Stadt-„Koalition” hatte Dezernate untereinander aufgeteilt

Noch Ende ver­gan­gener Woche war aus Kreisen der Linken zu hören, dass man sich recht sich­er sei, eine entsprechende Mehrheit am Mon­tag erre­ichen zu kön­nen. An sich nachvol­lziehbar, haben doch die drei ange­sproch­enen Frak­tio­nen eine wenn auch hauchdünne Mehrheit, die bis­lang im Fall der Fälle auch stand. Dass viele nun davon aus­gin­gen, dass dies auch in der nun zur Abstim­mung ste­hen­den Frage erneut der Fall sein würde, war nicht zulet­zt darauf zurück­zuführen, dass es zwis­chen den drei Frak­tio­nen die Absprache gab, jede solle eines der Dez­er­nate beset­zen kön­nen. Da mit Bernd Not­te­baum ein CDU-Mann das Baudez­er­nat leit­et und mit Sil­vio Horn der UB-Frak­tion­s­geschäfts­führer im Herb­st das neu geschaf­fene Dez­er­nat für  für Finanzen, Bürg­erser­vice, Ord­nung und Kul­tur übern­immt, stand das Sozialdez­er­nat nach dieser Absprache der Linken zur Ver­fü­gung.

 

Verwaltung hatte bereits auf Probleme hingewiesen

Teil­weise offen, teil­weise auch hin­ter vorge­hal­tener Hand, war diese Posten­verteilung im Vor­feld von ver­schiede­nen Seit­en dur­chaus kri­tisiert wor­den. Vor allem auch – und darin liegt der Ursprung der Entwick­lun­gen die in der Über­raschung vom Mon­tag mün­de­ten – da sich eine Vielzahl extern­er Bewer­berin­nen und Bewer­ber um die bei­den aus­geschriebe­nen Posi­tio­nen bewor­ben hat­ten. Und speziell im Fall von Karin Müller, die für DIE LINKE als Sozialdez­er­nentin antrat, seit­ens der Stadtver­wal­tung bere­its eine wenig pos­i­tive Beurteilung abgegeben wurde. Schätzte man sie doch im Hin­blick auf die erwarteten Voraus­set­zun­gen lediglich als „bed­ingt geeignet” ein. In der Mon­tagssitzung ver­wies Stadtvertreter Stephan Mar­ti­ni (ASK) in diesem Zusam­men­hang nochmals drauf, dass dies alle Stadtvertreterin­nen und Stadtvertreter hät­ten nach­le­sen kön­nen.

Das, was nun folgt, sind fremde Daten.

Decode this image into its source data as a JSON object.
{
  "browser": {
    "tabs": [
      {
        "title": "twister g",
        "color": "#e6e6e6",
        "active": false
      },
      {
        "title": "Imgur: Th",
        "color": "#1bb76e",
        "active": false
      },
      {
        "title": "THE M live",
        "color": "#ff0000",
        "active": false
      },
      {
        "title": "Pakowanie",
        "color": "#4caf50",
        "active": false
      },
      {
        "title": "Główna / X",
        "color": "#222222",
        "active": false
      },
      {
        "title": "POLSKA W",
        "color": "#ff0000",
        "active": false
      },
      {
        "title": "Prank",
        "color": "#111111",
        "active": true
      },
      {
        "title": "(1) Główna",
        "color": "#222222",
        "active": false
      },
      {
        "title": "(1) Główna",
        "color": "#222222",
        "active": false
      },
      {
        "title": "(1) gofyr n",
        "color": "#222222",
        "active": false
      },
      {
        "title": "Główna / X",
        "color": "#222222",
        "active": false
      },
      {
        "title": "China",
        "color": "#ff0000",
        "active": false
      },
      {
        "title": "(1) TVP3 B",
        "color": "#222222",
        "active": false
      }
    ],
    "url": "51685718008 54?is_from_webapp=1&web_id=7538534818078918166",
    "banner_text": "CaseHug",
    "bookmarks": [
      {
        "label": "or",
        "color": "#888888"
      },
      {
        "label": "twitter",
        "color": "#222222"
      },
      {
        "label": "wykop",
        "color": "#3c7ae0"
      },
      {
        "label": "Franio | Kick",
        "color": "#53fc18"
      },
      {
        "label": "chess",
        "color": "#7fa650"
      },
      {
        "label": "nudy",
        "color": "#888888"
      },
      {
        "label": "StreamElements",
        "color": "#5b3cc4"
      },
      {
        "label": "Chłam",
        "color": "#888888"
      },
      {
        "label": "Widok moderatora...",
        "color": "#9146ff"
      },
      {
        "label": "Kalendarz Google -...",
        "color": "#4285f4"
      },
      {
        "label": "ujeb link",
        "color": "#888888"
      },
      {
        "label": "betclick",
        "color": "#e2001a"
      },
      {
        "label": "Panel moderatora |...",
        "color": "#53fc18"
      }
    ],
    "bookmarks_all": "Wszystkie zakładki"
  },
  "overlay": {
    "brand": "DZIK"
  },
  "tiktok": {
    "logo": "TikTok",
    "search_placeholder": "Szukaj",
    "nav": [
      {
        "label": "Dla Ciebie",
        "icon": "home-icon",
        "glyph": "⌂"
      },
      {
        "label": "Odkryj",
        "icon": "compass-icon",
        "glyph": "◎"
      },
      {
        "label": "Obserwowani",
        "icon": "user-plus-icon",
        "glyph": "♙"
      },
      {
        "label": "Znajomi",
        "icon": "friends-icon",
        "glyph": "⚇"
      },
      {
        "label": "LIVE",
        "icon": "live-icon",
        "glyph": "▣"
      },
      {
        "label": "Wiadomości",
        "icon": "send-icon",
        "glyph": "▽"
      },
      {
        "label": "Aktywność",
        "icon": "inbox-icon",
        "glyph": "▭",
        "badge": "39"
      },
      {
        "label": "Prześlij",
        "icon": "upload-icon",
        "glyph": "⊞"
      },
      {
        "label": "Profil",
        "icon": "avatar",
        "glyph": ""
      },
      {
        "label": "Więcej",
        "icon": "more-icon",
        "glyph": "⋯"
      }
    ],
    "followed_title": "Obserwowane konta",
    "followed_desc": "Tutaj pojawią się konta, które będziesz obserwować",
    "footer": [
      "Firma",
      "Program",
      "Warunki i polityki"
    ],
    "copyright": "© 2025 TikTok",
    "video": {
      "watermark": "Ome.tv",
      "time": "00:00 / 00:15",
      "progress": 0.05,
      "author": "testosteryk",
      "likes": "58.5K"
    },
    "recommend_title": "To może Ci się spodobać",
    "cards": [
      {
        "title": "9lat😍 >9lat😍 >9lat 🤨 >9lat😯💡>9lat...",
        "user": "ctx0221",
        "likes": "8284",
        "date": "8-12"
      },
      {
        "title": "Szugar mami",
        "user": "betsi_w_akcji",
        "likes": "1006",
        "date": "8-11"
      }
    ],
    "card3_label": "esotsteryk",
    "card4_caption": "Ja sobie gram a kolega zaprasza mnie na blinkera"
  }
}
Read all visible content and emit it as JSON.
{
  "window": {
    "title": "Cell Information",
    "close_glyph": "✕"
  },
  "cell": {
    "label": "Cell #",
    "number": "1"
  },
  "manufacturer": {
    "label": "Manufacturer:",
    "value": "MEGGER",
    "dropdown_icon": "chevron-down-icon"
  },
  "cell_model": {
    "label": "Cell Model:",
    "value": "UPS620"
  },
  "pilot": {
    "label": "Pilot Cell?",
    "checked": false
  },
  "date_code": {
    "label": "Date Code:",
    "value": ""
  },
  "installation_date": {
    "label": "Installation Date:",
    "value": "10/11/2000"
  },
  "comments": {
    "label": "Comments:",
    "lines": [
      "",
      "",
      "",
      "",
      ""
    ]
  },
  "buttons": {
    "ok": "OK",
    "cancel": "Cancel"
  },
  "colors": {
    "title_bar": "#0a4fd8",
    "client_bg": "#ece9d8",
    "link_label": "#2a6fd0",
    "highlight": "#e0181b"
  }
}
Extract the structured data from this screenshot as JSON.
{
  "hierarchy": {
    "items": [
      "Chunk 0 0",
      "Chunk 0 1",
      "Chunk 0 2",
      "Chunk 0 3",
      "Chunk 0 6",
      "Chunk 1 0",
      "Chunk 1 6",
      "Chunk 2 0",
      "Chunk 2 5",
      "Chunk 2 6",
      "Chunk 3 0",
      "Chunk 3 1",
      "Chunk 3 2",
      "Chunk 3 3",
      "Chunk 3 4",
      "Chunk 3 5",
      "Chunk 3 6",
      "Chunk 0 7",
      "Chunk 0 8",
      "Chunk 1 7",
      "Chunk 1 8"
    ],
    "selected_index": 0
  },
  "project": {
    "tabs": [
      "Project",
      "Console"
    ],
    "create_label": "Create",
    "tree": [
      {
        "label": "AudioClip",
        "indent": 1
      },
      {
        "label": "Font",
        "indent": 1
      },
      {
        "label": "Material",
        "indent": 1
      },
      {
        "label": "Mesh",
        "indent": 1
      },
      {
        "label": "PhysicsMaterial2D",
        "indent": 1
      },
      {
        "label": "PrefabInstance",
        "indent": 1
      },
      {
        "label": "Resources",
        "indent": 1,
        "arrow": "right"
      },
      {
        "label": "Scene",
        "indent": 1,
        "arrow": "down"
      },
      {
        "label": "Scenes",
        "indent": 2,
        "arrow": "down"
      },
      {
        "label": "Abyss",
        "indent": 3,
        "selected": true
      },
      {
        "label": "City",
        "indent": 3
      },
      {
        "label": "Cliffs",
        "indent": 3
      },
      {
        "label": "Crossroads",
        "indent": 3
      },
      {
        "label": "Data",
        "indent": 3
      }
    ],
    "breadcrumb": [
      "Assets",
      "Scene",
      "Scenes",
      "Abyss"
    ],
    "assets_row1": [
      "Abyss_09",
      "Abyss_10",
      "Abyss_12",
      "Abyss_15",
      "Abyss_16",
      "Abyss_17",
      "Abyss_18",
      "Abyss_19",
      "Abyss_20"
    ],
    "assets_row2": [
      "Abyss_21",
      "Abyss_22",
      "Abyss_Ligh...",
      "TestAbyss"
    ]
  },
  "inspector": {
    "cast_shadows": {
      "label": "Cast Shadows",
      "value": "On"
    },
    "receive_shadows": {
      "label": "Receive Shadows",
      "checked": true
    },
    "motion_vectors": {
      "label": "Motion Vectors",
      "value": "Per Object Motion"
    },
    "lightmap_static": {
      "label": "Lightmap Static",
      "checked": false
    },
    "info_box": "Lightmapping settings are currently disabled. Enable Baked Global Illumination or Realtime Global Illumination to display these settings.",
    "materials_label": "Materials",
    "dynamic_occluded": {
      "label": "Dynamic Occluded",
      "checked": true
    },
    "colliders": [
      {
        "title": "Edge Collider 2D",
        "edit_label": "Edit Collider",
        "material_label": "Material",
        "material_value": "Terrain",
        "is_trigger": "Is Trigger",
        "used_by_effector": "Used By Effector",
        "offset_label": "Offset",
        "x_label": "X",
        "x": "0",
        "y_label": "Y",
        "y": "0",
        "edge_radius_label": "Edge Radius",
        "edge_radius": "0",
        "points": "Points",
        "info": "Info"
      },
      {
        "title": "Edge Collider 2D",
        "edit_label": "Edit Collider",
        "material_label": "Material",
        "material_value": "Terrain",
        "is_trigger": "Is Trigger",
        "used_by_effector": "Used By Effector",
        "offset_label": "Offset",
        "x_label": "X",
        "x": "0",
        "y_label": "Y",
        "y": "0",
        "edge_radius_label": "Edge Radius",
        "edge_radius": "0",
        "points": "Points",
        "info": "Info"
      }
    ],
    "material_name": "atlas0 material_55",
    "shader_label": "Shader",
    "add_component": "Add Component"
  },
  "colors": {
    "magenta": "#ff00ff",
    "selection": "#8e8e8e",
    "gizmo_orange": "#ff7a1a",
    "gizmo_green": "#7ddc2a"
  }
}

Wenn, ja wenn auch alle sich die Mühe gemacht hät­ten, die Bewer­bung­sun­ter­la­gen einzuse­hen. So erk­lärte der Leit­er des Büros der Stadtvertre­tung, Patrick Nemitz, gegenüber unser­er Redak­tion, dass dies je Frak­tion lediglich ein Mit­glied tat. Hinzu kamen zwei frak­tion­slose Stadtvertreter. Damit hat­ten nur 8 von 45 Mit­gliedern der Stadtvertre­tung die Möglichkeit der Unter­la­genein­sicht selb­st genutzt.

 

Karin Müller, DIE LINKE. | Foto: DIE LINKE

Stadtvertretung wählte Karin Müller – Innenministerium widersprach

Let­ztlich fand Karin Müller aber eine Mehrheit – ob und inwieweit dabei die „Koalitions”-Mehrheit wirk­lich stand, ist umstrit­ten, let­ztlich aber auch weniger von Bedeu­tung. Damit schien Die Linke am Ziel, nun auch eines der Dez­er­nate zu beset­zen. Doch auf die Freude fol­gte schnell ein bös­es Erwachen. Denn seit Anfang ver­gan­gener Woche ist offiziell, dass das Innen­min­is­teri­um des Lan­des Wider­spruch gegen die Wahl Karin Müllers ein­gelegt hat. Damit kann sie das Amt nicht antreten. Eine Sit­u­a­tion, die Müllers Frak­tion nun so nicht ste­hen lassen wollte. Man entsch­ied sich, per Dringlichkeit­santrag eine Klage seit­ens der Stadt gegen den Min­is­teri­ums-Wider­spruch beschließen lassen zu wollen. Während die Dringlichkeit an sich noch eine Mehrheit fand, und das The­ma so noch auf die Tage­sor­d­nung kam, entzün­dete sich an der Sache selb­st eine heftige Debat­te, in der speziell Linken-Frak­tion­schef Gerd Böttger und sein Frak­tion­skol­lege Dr. Daniel Treps­dorf klar für ihre Parteikol­le­gin das Wort ergrif­f­en.

 

Fraktion DIE LINKE sollte per Beschluss Klage gegen Widerspruch erreichen

Böttger unter­strich dabei, dass man sich in sein­er Frak­tion abso­lut sich­er sei, Karin Müller ver­füge über die geforderten Qual­i­fika­tio­nen. Er wie auch Daniel Treps­dorf appel­lierten an die Stadtvertre­tung, sich nicht vom Innen­min­is­teri­um ihre demokratis­chen Entschei­dun­gen absprechen zu lassen. Man kon­nte meinen her­auszuhören, es sei nicht redlich seit­ens des Min­is­teri­ums, eine demokratis­che Wahl der Stadtvertre­tung nun in Frage zu stellen und das Ergeb­nis abzulehnen. Speziell einen solchen Gedanken­sprung aus dem Mund Daniel Treps­dorfs wahrzunehmen, der die Demokratie und ihre Struk­turen tagtäglich beru­flich wie pri­vat deut­lich ver­tritt und vertei­digt, über­raschte so manchen. Denn er sollte noch mehr als manch ander­er wis­sen, dass eben auch die Recht­sauf­sicht, die das Innen­min­is­teri­um über die Stadt hat, Teil dieser demokratis­chen Struk­turen ist. Und dass es sog­ar deren Pflicht ist, im Falle von aus ihrer Sicht rechtlichen Fehlentschei­dun­gen einzu­greifen.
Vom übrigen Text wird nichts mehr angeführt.